Abstract: SA-PO387
Predictors of Urgent Dialysis and Hospitalization Following Ambulance Transport to the Emergency Department
Session Information
- Hemodialysis and Frequent Dialysis: CV and Risk Prediction
November 05, 2022 | Location: Exhibit Hall, Orange County Convention Center‚ West Building
Abstract Time: 10:00 AM - 12:00 PM
Category: Dialysis
- 701 Dialysis: Hemodialysis and Frequent Dialysis
Authors
- Thanamayooran, Aran, Nova Scotia Health Authority, Halifax, Nova Scotia, Canada
- Nallbani, Megi, Nova Scotia Health Authority, Halifax, Nova Scotia, Canada
- Vinson, Amanda Jean, Nova Scotia Health Authority, Halifax, Nova Scotia, Canada
- Clark, David, Nova Scotia Health Authority, Halifax, Nova Scotia, Canada
- Fok, Patrick Terrence, Nova Scotia Health Authority, Halifax, Nova Scotia, Canada
- Goldstein, Judah, Nova Scotia Health Authority, Halifax, Nova Scotia, Canada
- More, Keigan, Nova Scotia Health Authority, Halifax, Nova Scotia, Canada
- Swain, Janel M., Nova Scotia Health Authority, Halifax, Nova Scotia, Canada
- Wiemer, Hana, Nova Scotia Health Authority, Halifax, Nova Scotia, Canada
- Tennankore, Karthik K., Nova Scotia Health Authority, Halifax, Nova Scotia, Canada
Background
Dialysis patients may require timely, monitored dialysis (urgent dialysis) or hospitalization after ambulance transport to the emergency department (ambulance-ED).

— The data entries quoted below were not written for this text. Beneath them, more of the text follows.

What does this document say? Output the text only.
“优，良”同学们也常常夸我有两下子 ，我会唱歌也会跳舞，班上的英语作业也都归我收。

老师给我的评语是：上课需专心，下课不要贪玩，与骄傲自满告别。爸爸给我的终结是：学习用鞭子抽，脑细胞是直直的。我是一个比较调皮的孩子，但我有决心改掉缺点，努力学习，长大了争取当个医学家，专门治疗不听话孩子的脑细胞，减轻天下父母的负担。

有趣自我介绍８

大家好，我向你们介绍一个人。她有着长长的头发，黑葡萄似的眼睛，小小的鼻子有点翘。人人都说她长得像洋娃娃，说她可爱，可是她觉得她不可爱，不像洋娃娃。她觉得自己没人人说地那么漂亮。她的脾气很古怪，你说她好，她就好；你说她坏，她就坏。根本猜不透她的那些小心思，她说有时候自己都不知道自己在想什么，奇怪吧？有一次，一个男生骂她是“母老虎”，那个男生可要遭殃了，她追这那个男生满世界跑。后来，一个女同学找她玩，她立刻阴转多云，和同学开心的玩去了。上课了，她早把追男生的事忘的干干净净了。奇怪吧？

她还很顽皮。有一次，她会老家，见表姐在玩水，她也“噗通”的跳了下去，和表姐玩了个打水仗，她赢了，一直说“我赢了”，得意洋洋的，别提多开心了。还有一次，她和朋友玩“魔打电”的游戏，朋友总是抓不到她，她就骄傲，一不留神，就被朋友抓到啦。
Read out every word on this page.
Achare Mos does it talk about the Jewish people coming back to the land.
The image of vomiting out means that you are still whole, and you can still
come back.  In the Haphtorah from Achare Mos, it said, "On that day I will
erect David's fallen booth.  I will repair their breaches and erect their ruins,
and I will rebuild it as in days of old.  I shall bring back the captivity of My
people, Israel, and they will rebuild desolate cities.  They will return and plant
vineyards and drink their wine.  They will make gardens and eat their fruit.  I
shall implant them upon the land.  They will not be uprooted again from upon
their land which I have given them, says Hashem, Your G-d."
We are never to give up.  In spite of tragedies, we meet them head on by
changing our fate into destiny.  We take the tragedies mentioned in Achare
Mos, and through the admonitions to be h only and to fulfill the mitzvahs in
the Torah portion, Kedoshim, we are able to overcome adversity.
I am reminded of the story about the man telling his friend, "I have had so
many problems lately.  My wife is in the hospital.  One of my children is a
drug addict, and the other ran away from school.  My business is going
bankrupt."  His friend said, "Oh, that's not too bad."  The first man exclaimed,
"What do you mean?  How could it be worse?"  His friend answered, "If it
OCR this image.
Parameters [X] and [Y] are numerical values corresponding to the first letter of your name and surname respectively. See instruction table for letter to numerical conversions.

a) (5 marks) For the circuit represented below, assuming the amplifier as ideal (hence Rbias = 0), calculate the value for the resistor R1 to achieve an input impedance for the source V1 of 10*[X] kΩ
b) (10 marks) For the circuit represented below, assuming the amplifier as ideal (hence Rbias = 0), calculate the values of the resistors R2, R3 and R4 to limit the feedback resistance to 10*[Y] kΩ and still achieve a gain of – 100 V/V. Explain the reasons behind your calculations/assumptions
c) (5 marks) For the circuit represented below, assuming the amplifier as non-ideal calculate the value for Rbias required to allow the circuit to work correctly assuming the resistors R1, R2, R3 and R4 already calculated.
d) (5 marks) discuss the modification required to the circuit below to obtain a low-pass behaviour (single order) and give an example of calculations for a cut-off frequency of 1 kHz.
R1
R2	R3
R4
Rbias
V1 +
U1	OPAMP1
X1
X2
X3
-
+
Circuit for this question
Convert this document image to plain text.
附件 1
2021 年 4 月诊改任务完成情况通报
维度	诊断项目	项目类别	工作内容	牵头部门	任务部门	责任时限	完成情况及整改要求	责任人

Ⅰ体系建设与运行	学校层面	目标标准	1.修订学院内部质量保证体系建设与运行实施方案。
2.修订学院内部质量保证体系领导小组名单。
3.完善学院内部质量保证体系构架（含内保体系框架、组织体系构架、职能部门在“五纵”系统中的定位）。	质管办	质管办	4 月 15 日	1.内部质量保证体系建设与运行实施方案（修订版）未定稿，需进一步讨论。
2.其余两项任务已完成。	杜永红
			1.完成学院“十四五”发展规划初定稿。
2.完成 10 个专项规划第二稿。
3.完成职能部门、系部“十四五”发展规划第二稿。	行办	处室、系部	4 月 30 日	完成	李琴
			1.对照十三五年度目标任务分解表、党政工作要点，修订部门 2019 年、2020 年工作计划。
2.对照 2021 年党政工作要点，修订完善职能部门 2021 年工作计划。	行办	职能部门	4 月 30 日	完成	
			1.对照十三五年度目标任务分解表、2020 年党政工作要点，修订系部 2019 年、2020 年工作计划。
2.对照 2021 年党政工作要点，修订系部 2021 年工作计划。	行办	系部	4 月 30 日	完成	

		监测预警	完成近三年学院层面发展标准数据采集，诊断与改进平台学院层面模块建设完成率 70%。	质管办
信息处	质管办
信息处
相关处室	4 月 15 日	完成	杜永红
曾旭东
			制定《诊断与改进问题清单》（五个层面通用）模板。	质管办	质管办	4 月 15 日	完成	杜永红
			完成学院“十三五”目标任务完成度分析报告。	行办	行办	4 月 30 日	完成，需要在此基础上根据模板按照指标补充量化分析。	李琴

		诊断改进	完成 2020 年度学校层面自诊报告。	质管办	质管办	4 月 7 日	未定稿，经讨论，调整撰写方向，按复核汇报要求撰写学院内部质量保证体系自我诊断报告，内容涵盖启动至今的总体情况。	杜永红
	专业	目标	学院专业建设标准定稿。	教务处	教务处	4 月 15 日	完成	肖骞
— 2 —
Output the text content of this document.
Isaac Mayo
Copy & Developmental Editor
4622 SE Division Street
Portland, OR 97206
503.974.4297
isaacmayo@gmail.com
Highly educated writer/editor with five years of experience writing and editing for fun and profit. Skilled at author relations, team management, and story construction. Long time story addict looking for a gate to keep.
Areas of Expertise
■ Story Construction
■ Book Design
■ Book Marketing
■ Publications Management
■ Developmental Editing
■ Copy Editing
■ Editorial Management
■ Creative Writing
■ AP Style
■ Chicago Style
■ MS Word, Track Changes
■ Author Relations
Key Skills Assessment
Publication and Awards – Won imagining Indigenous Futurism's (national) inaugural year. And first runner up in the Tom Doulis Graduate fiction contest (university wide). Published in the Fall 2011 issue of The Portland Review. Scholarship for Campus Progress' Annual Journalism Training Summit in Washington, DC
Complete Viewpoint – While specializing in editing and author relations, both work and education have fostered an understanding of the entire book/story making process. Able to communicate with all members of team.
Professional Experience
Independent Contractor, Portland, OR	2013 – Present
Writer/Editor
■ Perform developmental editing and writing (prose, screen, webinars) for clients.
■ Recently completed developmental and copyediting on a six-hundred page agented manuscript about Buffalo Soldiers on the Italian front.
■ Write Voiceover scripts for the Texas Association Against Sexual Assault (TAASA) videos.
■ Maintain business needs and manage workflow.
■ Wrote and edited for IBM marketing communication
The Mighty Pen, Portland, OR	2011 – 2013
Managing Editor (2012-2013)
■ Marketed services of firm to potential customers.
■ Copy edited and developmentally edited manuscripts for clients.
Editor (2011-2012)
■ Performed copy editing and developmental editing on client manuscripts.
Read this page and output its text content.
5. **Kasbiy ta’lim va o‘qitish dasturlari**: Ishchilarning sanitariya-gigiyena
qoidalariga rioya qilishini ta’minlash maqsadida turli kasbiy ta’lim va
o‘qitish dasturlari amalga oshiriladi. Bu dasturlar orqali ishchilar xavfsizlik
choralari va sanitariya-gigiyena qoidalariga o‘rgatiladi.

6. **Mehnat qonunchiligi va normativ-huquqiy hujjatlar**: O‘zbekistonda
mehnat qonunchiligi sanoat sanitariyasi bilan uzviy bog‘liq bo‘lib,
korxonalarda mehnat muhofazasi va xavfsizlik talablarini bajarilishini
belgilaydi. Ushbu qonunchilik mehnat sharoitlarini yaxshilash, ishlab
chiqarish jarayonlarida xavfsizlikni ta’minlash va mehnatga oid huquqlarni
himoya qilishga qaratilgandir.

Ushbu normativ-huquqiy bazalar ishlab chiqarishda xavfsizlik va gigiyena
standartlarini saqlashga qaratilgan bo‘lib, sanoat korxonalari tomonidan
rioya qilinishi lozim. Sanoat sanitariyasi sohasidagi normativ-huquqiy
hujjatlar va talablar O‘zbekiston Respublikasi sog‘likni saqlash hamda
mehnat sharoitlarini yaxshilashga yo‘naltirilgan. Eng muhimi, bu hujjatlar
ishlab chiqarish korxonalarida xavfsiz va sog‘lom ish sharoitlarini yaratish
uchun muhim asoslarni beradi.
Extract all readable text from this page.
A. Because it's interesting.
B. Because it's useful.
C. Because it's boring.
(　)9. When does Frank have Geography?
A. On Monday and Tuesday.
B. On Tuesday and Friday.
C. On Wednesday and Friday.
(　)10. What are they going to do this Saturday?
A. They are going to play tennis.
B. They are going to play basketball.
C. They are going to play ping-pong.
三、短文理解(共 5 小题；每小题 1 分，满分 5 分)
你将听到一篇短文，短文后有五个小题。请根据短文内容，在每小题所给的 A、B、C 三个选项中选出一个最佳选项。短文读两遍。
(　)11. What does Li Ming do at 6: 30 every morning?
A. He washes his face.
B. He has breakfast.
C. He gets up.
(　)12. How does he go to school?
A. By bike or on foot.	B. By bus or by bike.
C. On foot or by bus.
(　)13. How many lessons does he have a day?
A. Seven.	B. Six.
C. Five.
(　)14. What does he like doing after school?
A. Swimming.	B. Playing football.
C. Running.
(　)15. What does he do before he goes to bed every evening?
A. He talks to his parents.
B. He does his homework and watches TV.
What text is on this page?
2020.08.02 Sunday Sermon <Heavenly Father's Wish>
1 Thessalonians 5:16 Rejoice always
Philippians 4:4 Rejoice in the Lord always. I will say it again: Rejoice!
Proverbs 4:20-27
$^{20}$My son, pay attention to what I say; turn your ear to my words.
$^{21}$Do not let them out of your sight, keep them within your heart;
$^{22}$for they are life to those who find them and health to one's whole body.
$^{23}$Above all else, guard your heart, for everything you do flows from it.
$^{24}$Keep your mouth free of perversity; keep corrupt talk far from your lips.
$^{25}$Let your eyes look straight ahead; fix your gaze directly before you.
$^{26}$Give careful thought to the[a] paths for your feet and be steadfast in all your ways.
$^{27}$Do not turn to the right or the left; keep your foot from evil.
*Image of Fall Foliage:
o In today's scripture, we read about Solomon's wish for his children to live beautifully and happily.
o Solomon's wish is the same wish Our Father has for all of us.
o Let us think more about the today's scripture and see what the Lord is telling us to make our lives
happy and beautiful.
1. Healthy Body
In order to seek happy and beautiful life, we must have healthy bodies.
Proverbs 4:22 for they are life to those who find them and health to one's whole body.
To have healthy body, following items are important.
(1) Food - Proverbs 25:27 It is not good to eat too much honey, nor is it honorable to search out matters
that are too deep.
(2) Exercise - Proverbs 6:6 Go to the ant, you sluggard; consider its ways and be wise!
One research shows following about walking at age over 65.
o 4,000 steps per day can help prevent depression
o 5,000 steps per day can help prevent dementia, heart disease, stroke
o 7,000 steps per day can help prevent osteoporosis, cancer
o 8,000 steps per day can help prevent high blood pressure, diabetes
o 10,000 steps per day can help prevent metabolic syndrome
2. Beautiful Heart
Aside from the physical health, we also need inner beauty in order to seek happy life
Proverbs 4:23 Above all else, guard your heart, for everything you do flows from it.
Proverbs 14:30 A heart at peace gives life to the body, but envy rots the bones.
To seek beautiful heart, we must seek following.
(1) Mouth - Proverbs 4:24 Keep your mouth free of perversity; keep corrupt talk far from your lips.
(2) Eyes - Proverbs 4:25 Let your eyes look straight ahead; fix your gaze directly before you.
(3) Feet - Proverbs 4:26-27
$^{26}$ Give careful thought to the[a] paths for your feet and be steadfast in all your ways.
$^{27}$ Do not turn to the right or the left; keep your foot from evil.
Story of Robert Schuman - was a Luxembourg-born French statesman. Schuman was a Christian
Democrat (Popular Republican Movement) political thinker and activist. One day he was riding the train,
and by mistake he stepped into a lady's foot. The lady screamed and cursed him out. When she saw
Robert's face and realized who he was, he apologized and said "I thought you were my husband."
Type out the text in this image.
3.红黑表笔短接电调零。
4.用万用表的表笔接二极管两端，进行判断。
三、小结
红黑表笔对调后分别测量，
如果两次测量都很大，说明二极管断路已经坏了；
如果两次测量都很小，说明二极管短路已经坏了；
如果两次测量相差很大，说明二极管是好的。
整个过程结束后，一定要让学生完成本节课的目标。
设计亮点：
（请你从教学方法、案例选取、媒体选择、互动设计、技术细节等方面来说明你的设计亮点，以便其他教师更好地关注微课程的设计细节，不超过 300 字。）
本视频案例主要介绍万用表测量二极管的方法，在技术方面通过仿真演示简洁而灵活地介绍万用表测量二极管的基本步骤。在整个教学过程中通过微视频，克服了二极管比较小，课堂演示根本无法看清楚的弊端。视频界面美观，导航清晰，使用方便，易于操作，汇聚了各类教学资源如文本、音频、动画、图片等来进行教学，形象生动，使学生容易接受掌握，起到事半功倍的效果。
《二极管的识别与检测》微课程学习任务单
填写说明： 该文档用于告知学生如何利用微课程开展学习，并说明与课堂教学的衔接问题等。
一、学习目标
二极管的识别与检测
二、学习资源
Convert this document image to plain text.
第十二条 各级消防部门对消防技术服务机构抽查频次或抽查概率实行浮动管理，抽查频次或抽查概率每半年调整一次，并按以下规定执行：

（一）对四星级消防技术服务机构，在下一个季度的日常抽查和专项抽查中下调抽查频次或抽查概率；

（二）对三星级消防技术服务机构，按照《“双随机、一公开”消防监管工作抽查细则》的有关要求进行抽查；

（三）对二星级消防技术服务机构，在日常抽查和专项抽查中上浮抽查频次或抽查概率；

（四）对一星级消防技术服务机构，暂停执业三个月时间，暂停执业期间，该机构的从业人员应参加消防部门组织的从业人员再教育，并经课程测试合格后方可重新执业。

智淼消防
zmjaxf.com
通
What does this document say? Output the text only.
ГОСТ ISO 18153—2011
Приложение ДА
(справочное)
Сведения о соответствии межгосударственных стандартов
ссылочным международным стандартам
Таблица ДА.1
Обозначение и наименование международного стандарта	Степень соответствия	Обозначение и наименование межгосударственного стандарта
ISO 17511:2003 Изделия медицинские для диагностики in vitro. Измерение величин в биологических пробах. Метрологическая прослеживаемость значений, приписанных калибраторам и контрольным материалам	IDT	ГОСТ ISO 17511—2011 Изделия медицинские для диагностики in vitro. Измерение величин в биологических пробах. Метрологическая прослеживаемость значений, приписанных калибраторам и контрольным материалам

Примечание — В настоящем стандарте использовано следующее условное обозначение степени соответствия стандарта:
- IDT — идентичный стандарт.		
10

We developed and internally validated risk prediction models for urgent dialysis and hospitalization for ambulance-ED in a cohort of chronic dialysis patients.
Methods
We included all ambulance-ED transports for hemodialysis patients affiliated with a large regional program from 2014-2018. "Urgent dialysis" was defined as dialysis within 24 hours of ED arrival in a monitored setting or with the first ED patient blood potassium level >6.5mmol/L. Predictors included categorized vital signs prior to ambulance transport (taken by paramedics) and time from last dialysis. Logistic regression models were used to predict urgent dialysis and hospitalization and internally validated using bootstrapping. Model discrimination was evaluated using the C-statistic and calibration using the Hosmer-Lemeshow test.
Results
A total of 271 dialysis patients experienced 878 ambulance-ED transports. 63 transports (7.2%) required urgent dialysis and 299 (34.0%) resulted in hospitalization. Hypoxemia (odds ratio; OR: 4.04, 95% CI:1.75-9.33) and a time from last dialysis of 24-48 hours (OR: 3.43, 95% CI: 1.05-11.9) and >48 hours (OR: 9.22, 95% CI: 3.37-25.23) were associated with urgent dialysis. A risk prediction model for urgent dialysis had good discrimination (C-statistic: 0.83) and calibration (Hosmer-Lemeshow: 0.89). The prediction model for hospitalization had no individually significant predictors of hospitalization and moderate discrimination (C-statistic: 0.67) but good calibration (Hosmer-Lemeshow: 0.74).
Conclusion
This study highlights the possibility of predicting certain short-term outcomes in dialysis patients using information available to paramedics during ambulance-ED transport.